At the same time, Stearns said he doesn’t view the shortened schedule as a “mad dash” to the finish line.
“We understand that every game is going to take on more importance because there are fewer games, but we also recognize that 60 games is a lot of baseball,” he said.
New rules will also be implemented, including having teams begin each extra inning with a runner at second base.
“I really like it. It’s something that I’ve advocated for a while,” Stearns said. “We’ve seen it in the Minor Leagues, we’ve seen it in International play. It creates a really exciting scenario. From a baseball operations and personnel management perspective, some of the more challenging things we deal with is recovering from a 15-inning or 18-inning games. They can impact you for weeks after that.”
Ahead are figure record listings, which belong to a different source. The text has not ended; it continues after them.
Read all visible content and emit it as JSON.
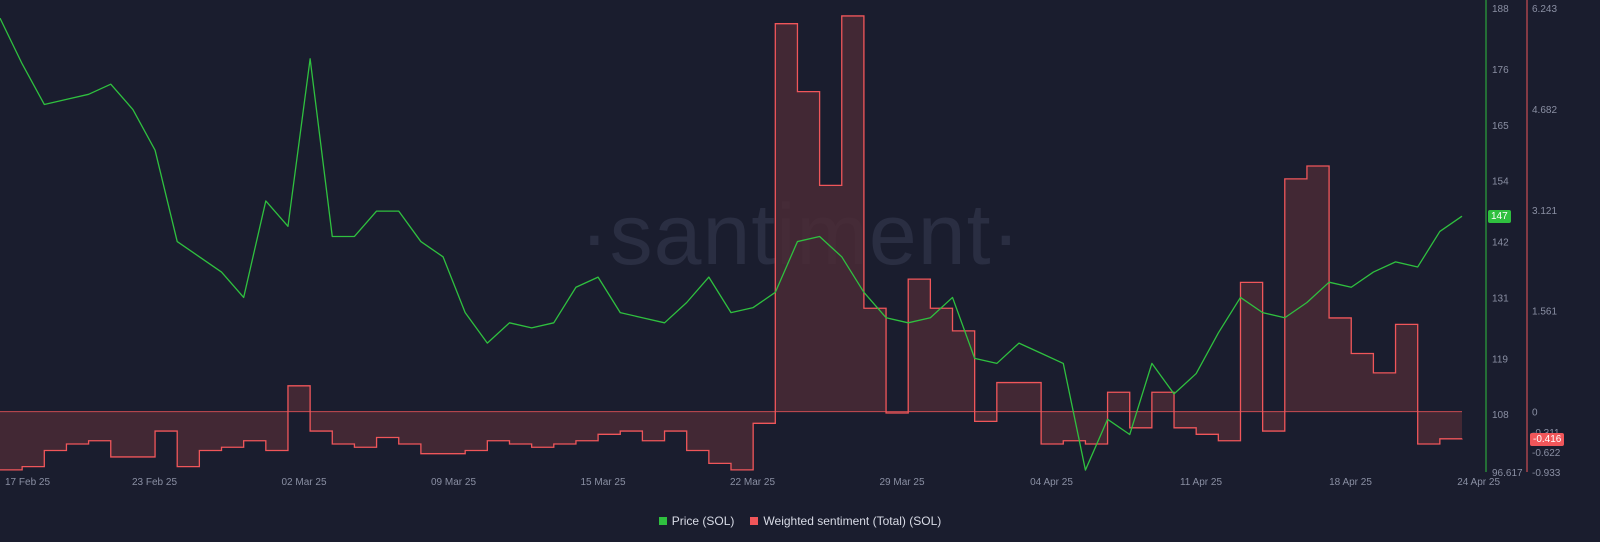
{
  "watermark": "·santiment·",
  "legend": {
    "price": "Price (SOL)",
    "sentiment": "Weighted sentiment (Total) (SOL)"
  },
  "colors": {
    "background": "#1a1d2e",
    "price": "#2fc03f",
    "sentiment": "#f0565a",
    "sentiment_fill": "#4a2a35",
    "axis_text": "#8a8fa3"
  },
  "badges": {
    "price_current": "147",
    "sentiment_current": "-0.416"
  },
  "chart_data": {
    "type": "line",
    "x_ticks": [
      "17 Feb 25",
      "23 Feb 25",
      "02 Mar 25",
      "09 Mar 25",
      "15 Mar 25",
      "22 Mar 25",
      "29 Mar 25",
      "04 Apr 25",
      "11 Apr 25",
      "18 Apr 25",
      "24 Apr 25"
    ],
    "x_range": [
      "2025-02-17",
      "2025-04-24"
    ],
    "grid": false,
    "legend_position": "bottom-center",
    "price_axis": {
      "side": "right",
      "ticks": [
        "188",
        "176",
        "165",
        "154",
        "142",
        "131",
        "119",
        "108",
        "96.617"
      ],
      "ylim": [
        96.617,
        188
      ]
    },
    "sentiment_axis": {
      "side": "right",
      "ticks": [
        "6.243",
        "4.682",
        "3.121",
        "1.561",
        "0",
        "-0.311",
        "-0.622",
        "-0.933"
      ],
      "ylim": [
        -0.933,
        6.243
      ]
    },
    "series": [
      {
        "name": "Price (SOL)",
        "axis": "price",
        "points": [
          [
            "2025-02-17",
            186
          ],
          [
            "2025-02-18",
            177
          ],
          [
            "2025-02-19",
            169
          ],
          [
            "2025-02-20",
            170
          ],
          [
            "2025-02-21",
            171
          ],
          [
            "2025-02-22",
            173
          ],
          [
            "2025-02-23",
            168
          ],
          [
            "2025-02-24",
            160
          ],
          [
            "2025-02-25",
            142
          ],
          [
            "2025-02-26",
            139
          ],
          [
            "2025-02-27",
            136
          ],
          [
            "2025-02-28",
            131
          ],
          [
            "2025-03-01",
            150
          ],
          [
            "2025-03-02",
            145
          ],
          [
            "2025-03-03",
            178
          ],
          [
            "2025-03-04",
            143
          ],
          [
            "2025-03-05",
            143
          ],
          [
            "2025-03-06",
            148
          ],
          [
            "2025-03-07",
            148
          ],
          [
            "2025-03-08",
            142
          ],
          [
            "2025-03-09",
            139
          ],
          [
            "2025-03-10",
            128
          ],
          [
            "2025-03-11",
            122
          ],
          [
            "2025-03-12",
            126
          ],
          [
            "2025-03-13",
            125
          ],
          [
            "2025-03-14",
            126
          ],
          [
            "2025-03-15",
            133
          ],
          [
            "2025-03-16",
            135
          ],
          [
            "2025-03-17",
            128
          ],
          [
            "2025-03-18",
            127
          ],
          [
            "2025-03-19",
            126
          ],
          [
            "2025-03-20",
            130
          ],
          [
            "2025-03-21",
            135
          ],
          [
            "2025-03-22",
            128
          ],
          [
            "2025-03-23",
            129
          ],
          [
            "2025-03-24",
            132
          ],
          [
            "2025-03-25",
            142
          ],
          [
            "2025-03-26",
            143
          ],
          [
            "2025-03-27",
            139
          ],
          [
            "2025-03-28",
            132
          ],
          [
            "2025-03-29",
            127
          ],
          [
            "2025-03-30",
            126
          ],
          [
            "2025-03-31",
            127
          ],
          [
            "2025-04-01",
            131
          ],
          [
            "2025-04-02",
            119
          ],
          [
            "2025-04-03",
            118
          ],
          [
            "2025-04-04",
            122
          ],
          [
            "2025-04-05",
            120
          ],
          [
            "2025-04-06",
            118
          ],
          [
            "2025-04-07",
            97
          ],
          [
            "2025-04-08",
            107
          ],
          [
            "2025-04-09",
            104
          ],
          [
            "2025-04-10",
            118
          ],
          [
            "2025-04-11",
            112
          ],
          [
            "2025-04-12",
            116
          ],
          [
            "2025-04-13",
            124
          ],
          [
            "2025-04-14",
            131
          ],
          [
            "2025-04-15",
            128
          ],
          [
            "2025-04-16",
            127
          ],
          [
            "2025-04-17",
            130
          ],
          [
            "2025-04-18",
            134
          ],
          [
            "2025-04-19",
            133
          ],
          [
            "2025-04-20",
            136
          ],
          [
            "2025-04-21",
            138
          ],
          [
            "2025-04-22",
            137
          ],
          [
            "2025-04-23",
            144
          ],
          [
            "2025-04-24",
            147
          ]
        ]
      },
      {
        "name": "Weighted sentiment (Total) (SOL)",
        "axis": "sentiment",
        "points": [
          [
            "2025-02-17",
            -0.9
          ],
          [
            "2025-02-18",
            -0.85
          ],
          [
            "2025-02-19",
            -0.6
          ],
          [
            "2025-02-20",
            -0.5
          ],
          [
            "2025-02-21",
            -0.45
          ],
          [
            "2025-02-22",
            -0.7
          ],
          [
            "2025-02-23",
            -0.7
          ],
          [
            "2025-02-24",
            -0.3
          ],
          [
            "2025-02-25",
            -0.85
          ],
          [
            "2025-02-26",
            -0.6
          ],
          [
            "2025-02-27",
            -0.55
          ],
          [
            "2025-02-28",
            -0.45
          ],
          [
            "2025-03-01",
            -0.6
          ],
          [
            "2025-03-02",
            0.4
          ],
          [
            "2025-03-03",
            -0.3
          ],
          [
            "2025-03-04",
            -0.5
          ],
          [
            "2025-03-05",
            -0.55
          ],
          [
            "2025-03-06",
            -0.4
          ],
          [
            "2025-03-07",
            -0.5
          ],
          [
            "2025-03-08",
            -0.65
          ],
          [
            "2025-03-09",
            -0.65
          ],
          [
            "2025-03-10",
            -0.6
          ],
          [
            "2025-03-11",
            -0.45
          ],
          [
            "2025-03-12",
            -0.5
          ],
          [
            "2025-03-13",
            -0.55
          ],
          [
            "2025-03-14",
            -0.5
          ],
          [
            "2025-03-15",
            -0.45
          ],
          [
            "2025-03-16",
            -0.35
          ],
          [
            "2025-03-17",
            -0.3
          ],
          [
            "2025-03-18",
            -0.45
          ],
          [
            "2025-03-19",
            -0.3
          ],
          [
            "2025-03-20",
            -0.6
          ],
          [
            "2025-03-21",
            -0.8
          ],
          [
            "2025-03-22",
            -0.9
          ],
          [
            "2025-03-23",
            -0.18
          ],
          [
            "2025-03-24",
            6.0
          ],
          [
            "2025-03-25",
            4.95
          ],
          [
            "2025-03-26",
            3.5
          ],
          [
            "2025-03-27",
            6.12
          ],
          [
            "2025-03-28",
            1.6
          ],
          [
            "2025-03-29",
            -0.02
          ],
          [
            "2025-03-30",
            2.05
          ],
          [
            "2025-03-31",
            1.6
          ],
          [
            "2025-04-01",
            1.25
          ],
          [
            "2025-04-02",
            -0.15
          ],
          [
            "2025-04-03",
            0.45
          ],
          [
            "2025-04-04",
            0.45
          ],
          [
            "2025-04-05",
            -0.5
          ],
          [
            "2025-04-06",
            -0.45
          ],
          [
            "2025-04-07",
            -0.5
          ],
          [
            "2025-04-08",
            0.3
          ],
          [
            "2025-04-09",
            -0.25
          ],
          [
            "2025-04-10",
            0.3
          ],
          [
            "2025-04-11",
            -0.25
          ],
          [
            "2025-04-12",
            -0.35
          ],
          [
            "2025-04-13",
            -0.45
          ],
          [
            "2025-04-14",
            2.0
          ],
          [
            "2025-04-15",
            -0.3
          ],
          [
            "2025-04-16",
            3.6
          ],
          [
            "2025-04-17",
            3.8
          ],
          [
            "2025-04-18",
            1.45
          ],
          [
            "2025-04-19",
            0.9
          ],
          [
            "2025-04-20",
            0.6
          ],
          [
            "2025-04-21",
            1.35
          ],
          [
            "2025-04-22",
            -0.5
          ],
          [
            "2025-04-23",
            -0.42
          ],
          [
            "2025-04-24",
            -0.416
          ]
        ]
      }
    ]
  }
}
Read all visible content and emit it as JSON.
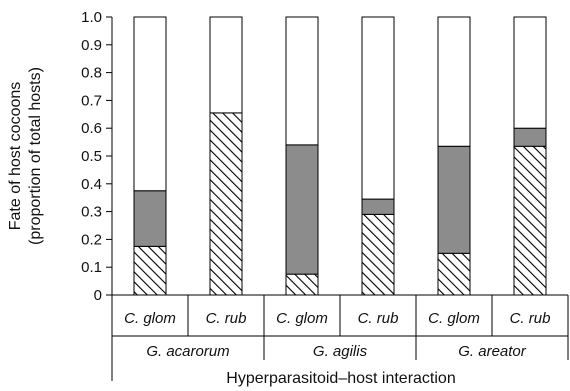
{
  "chart_data": {
    "type": "bar",
    "stacked": true,
    "title": "",
    "xlabel": "Hyperparasitoid–host interaction",
    "ylabel_line1": "Fate of host cocoons",
    "ylabel_line2": "(proportion of total hosts)",
    "ylim": [
      0,
      1.0
    ],
    "yticks": [
      "0",
      "0.1",
      "0.2",
      "0.3",
      "0.4",
      "0.5",
      "0.6",
      "0.7",
      "0.8",
      "0.9",
      "1.0"
    ],
    "ytick_values": [
      0,
      0.1,
      0.2,
      0.3,
      0.4,
      0.5,
      0.6,
      0.7,
      0.8,
      0.9,
      1.0
    ],
    "categories": [
      "C. glom",
      "C. rub",
      "C. glom",
      "C. rub",
      "C. glom",
      "C. rub"
    ],
    "groups": [
      {
        "label": "G. acarorum",
        "span": [
          0,
          1
        ]
      },
      {
        "label": "G. agilis",
        "span": [
          2,
          3
        ]
      },
      {
        "label": "G. areator",
        "span": [
          4,
          5
        ]
      }
    ],
    "series": [
      {
        "fill": "hatched",
        "values": [
          0.175,
          0.655,
          0.075,
          0.29,
          0.15,
          0.535
        ]
      },
      {
        "fill": "gray",
        "values": [
          0.2,
          0.0,
          0.465,
          0.055,
          0.385,
          0.065
        ]
      },
      {
        "fill": "white",
        "values": [
          0.625,
          0.345,
          0.46,
          0.655,
          0.465,
          0.4
        ]
      }
    ],
    "colors": {
      "gray": "#8c8c8c",
      "white": "#ffffff",
      "edge": "#000000"
    },
    "grid": false,
    "legend": "none"
  }
}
Stearns is convinced that fans will eventually embrace the change.
“Fans, once they get used to it, are really going to enjoy it because it does provide immediate excitement and immediate action and presents a whole lot of interesting strategic questions for teams and managers to digest,” he said.
The return of baseball is an important move, both inside and outside the sports world, Schlesinger insisted.
“This is a crisis that has affected all of us,” Schlesinger said. “I think we, as participants in this pastime, have an obligation to the country and the fans to provide this game and enjoyment and bring connectivity to people who may differ vastly politically but who love baseball. This is an opportunity for baseball to shine.”